Web-based Interactive Tool for Real-Time Analysis of Multi-day Nanoscale CMOS Defect Spectroscopy

Handling terabyte-scale measurement data

Yurii Chubenko, Semih Ramazanoglu, Alicja Michałowska-Forsyth · Institute of Electronics, TU Graz

Microelectronic Systems Symposium (OVE) · Vienna

One stress campaign writes more than a terabyte, and at some point the hard part stops being how to record it and becomes how to actually look at it. I built a single viewer that spans the whole experiment: zoomed out it shows five days at a glance, zoomed in it resolves one ~25 nA charge-trapping step. It changes scale by itself, so a terabyte stays open to free exploration with no memory limit.

When the data outgrows the tools

One total-ionizing-dose campaign on a nanoscale transistor runs for days and writes more than a terabyte: over ten thousand 400 kHz oscilloscope captures, plus continuous bias, temperature, dose and phase logs. The instruments could record all of it; the tools I had could not show it.

  • • Scope software opens one capture at a time.
  • • MATLAB and Jupyter want the whole dataset in memory before they draw anything.
  • • Nothing put the instruments on one timeline, so the streams had to be matched up by hand.

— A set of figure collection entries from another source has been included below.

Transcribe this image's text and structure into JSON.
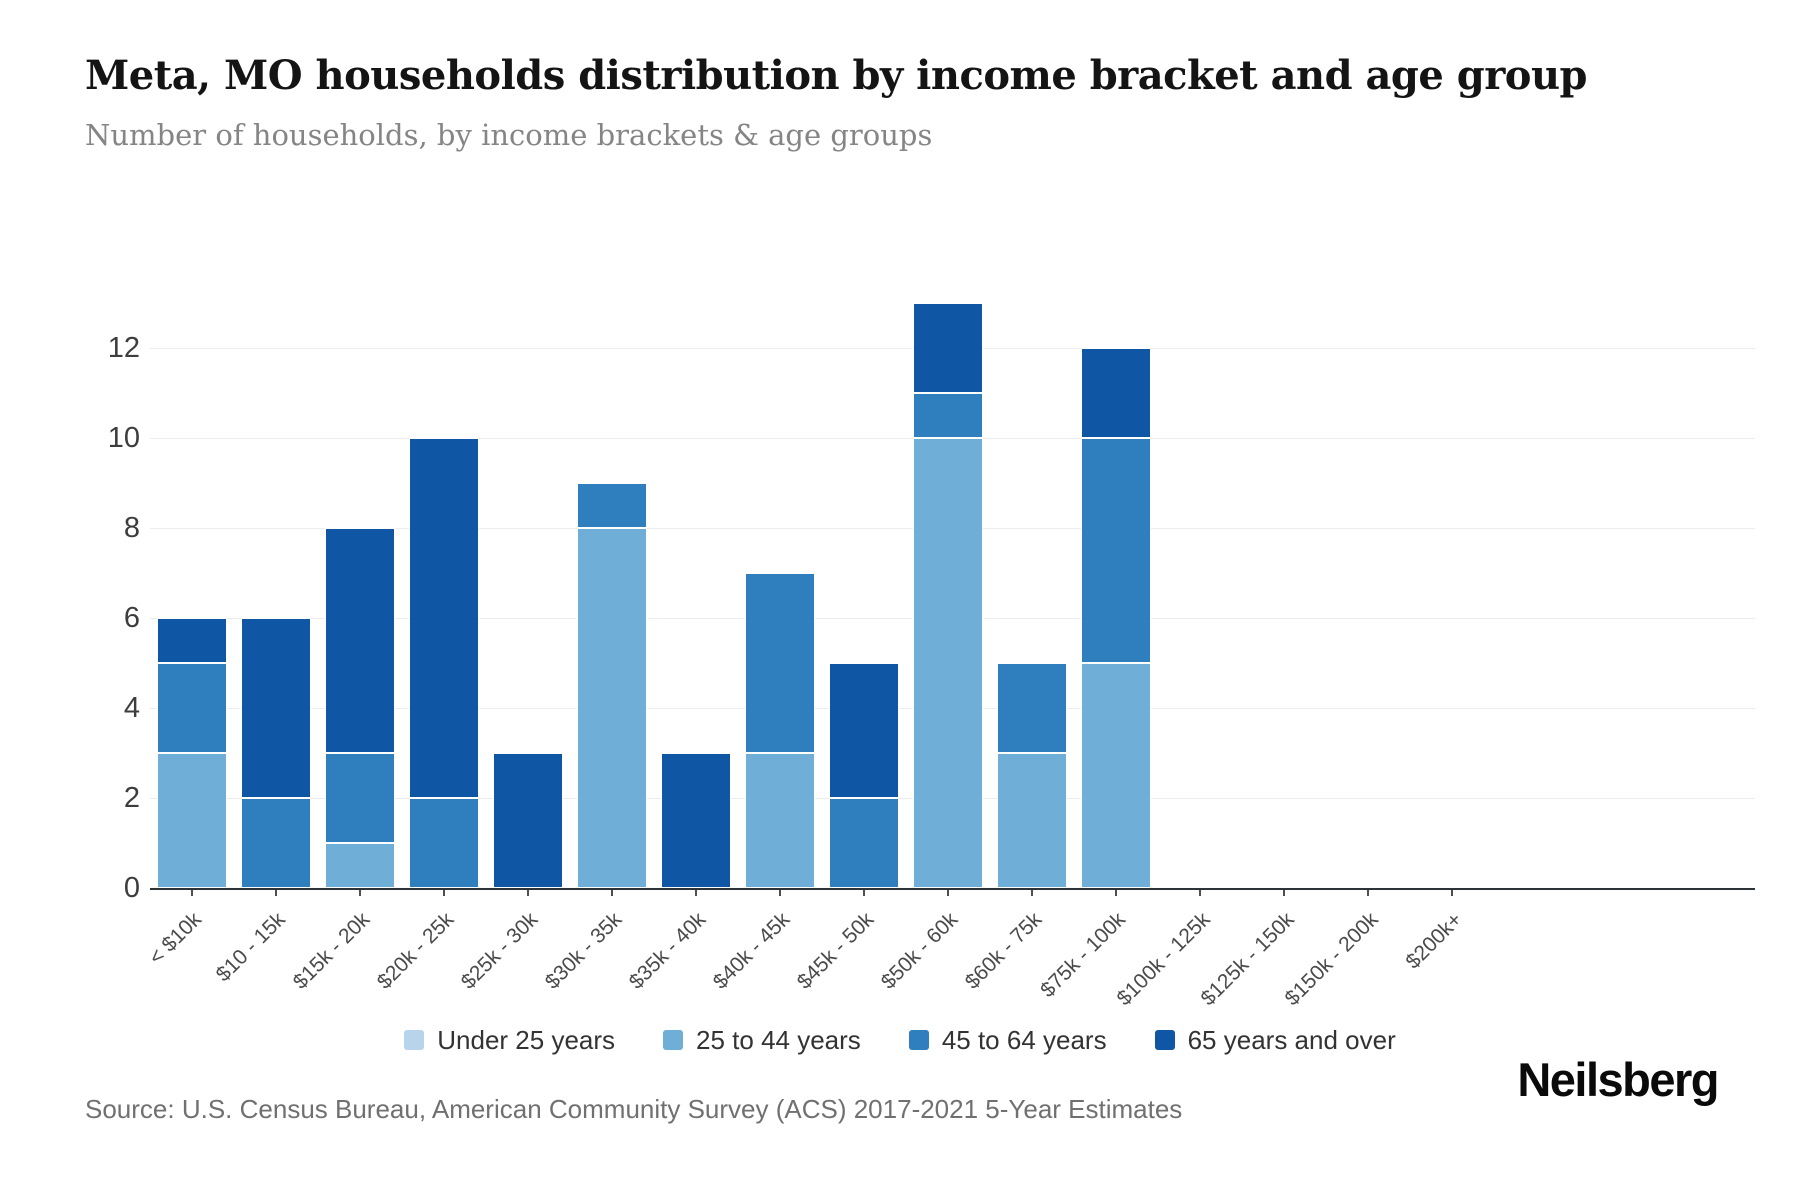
{
  "header": {
    "title": "Meta, MO households distribution by income bracket and age group",
    "subtitle": "Number of households, by income brackets & age groups"
  },
  "chart_data": {
    "type": "bar",
    "stacked": true,
    "title": "Meta, MO households distribution by income bracket and age group",
    "subtitle": "Number of households, by income brackets & age groups",
    "xlabel": "",
    "ylabel": "",
    "categories": [
      "< $10k",
      "$10 - 15k",
      "$15k - 20k",
      "$20k - 25k",
      "$25k - 30k",
      "$30k - 35k",
      "$35k - 40k",
      "$40k - 45k",
      "$45k - 50k",
      "$50k - 60k",
      "$60k - 75k",
      "$75k - 100k",
      "$100k - 125k",
      "$125k - 150k",
      "$150k - 200k",
      "$200k+"
    ],
    "series": [
      {
        "name": "Under 25 years",
        "color": "#b7d4ea",
        "values": [
          0,
          0,
          0,
          0,
          0,
          0,
          0,
          0,
          0,
          0,
          0,
          0,
          0,
          0,
          0,
          0
        ]
      },
      {
        "name": "25 to 44 years",
        "color": "#6fafd7",
        "values": [
          3,
          0,
          1,
          0,
          0,
          8,
          0,
          3,
          0,
          10,
          3,
          5,
          0,
          0,
          0,
          0
        ]
      },
      {
        "name": "45 to 64 years",
        "color": "#2f7fbe",
        "values": [
          2,
          2,
          2,
          2,
          0,
          1,
          0,
          4,
          2,
          1,
          2,
          5,
          0,
          0,
          0,
          0
        ]
      },
      {
        "name": "65 years and over",
        "color": "#0f56a5",
        "values": [
          1,
          4,
          5,
          8,
          3,
          0,
          3,
          0,
          3,
          2,
          0,
          2,
          0,
          0,
          0,
          0
        ]
      }
    ],
    "totals": [
      6,
      6,
      8,
      10,
      3,
      9,
      3,
      7,
      5,
      13,
      5,
      12,
      0,
      0,
      0,
      0
    ],
    "yticks": [
      0,
      2,
      4,
      6,
      8,
      10,
      12
    ],
    "ylim": [
      0,
      13
    ],
    "grid": true,
    "legend_position": "bottom"
  },
  "footer": {
    "source": "Source: U.S. Census Bureau, American Community Survey (ACS) 2017-2021 5-Year Estimates",
    "logo": "Neilsberg"
  }
}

From acquisition to an interactive window

  1. 1

    Acquire

    Five instrument streams on one shared UTC clock.

  2. 2

    Store

    ≈1 TB of raw captures + every instrument log, indexed in one capture catalogue.

  3. 3

    Cache

    Offline multi-resolution pyramid (1k/10k/200k pts, Min-Max LTTB) — ≈200 GB on SSD.

  4. 4

    Serve

    A lightweight server streams only the resolution you need — many analysts at once, in the lab or worldwide over a secure tunnel.

  5. 5

    View

    Pan, zoom and filter in the browser; the view auto-switches resolution as you zoom (semantic zoom), responding in < 200 ms.

Five streams · one shared time-base

Waveforms

2× R&S RTO2044 (HiSLIP)

Source current (TIA/CH4), gate CH2 & drain CH3

Bias setpoints

Keysight B2962A SMU (LXI)

Vgs and Vds command log

Temperature

ADC6242 + Type-K probe

Die temperature, actual & set

Dose

X-ray supervisor + HP 4140B diode

Cumulative TID exposure

Phase markers

Experiment orchestrator

Setup · stress · anneal · characterise

Recording & performance

400 kHz
Acquisition rate
200 kHz
Analog bandwidth
~40 nA
Noise floor
10 µA · 16-bit
Dynamic range
2.5 µs/pt
Time resolution
> 1 TB / run
Dataset size
< 1 s
Full-timeline latency
< 5 s
Detail-zoom latency
~4 h (4-core)
Cache build
> 2 days
Recording time

Browsing the whole campaign at full resolution turned up something the usual workflows average away: discrete charge-trapping and detrapping steps, caught while the dose was still building up. Because every instrument shares one clock, I could check each step against the live bias, temperature and dose and rule out drift, handling and ESD — what is left is the device's own traps switching. That is the result our RADECS 2026 paper is built on, and it is very hard to see without continuous, in-situ acquisition.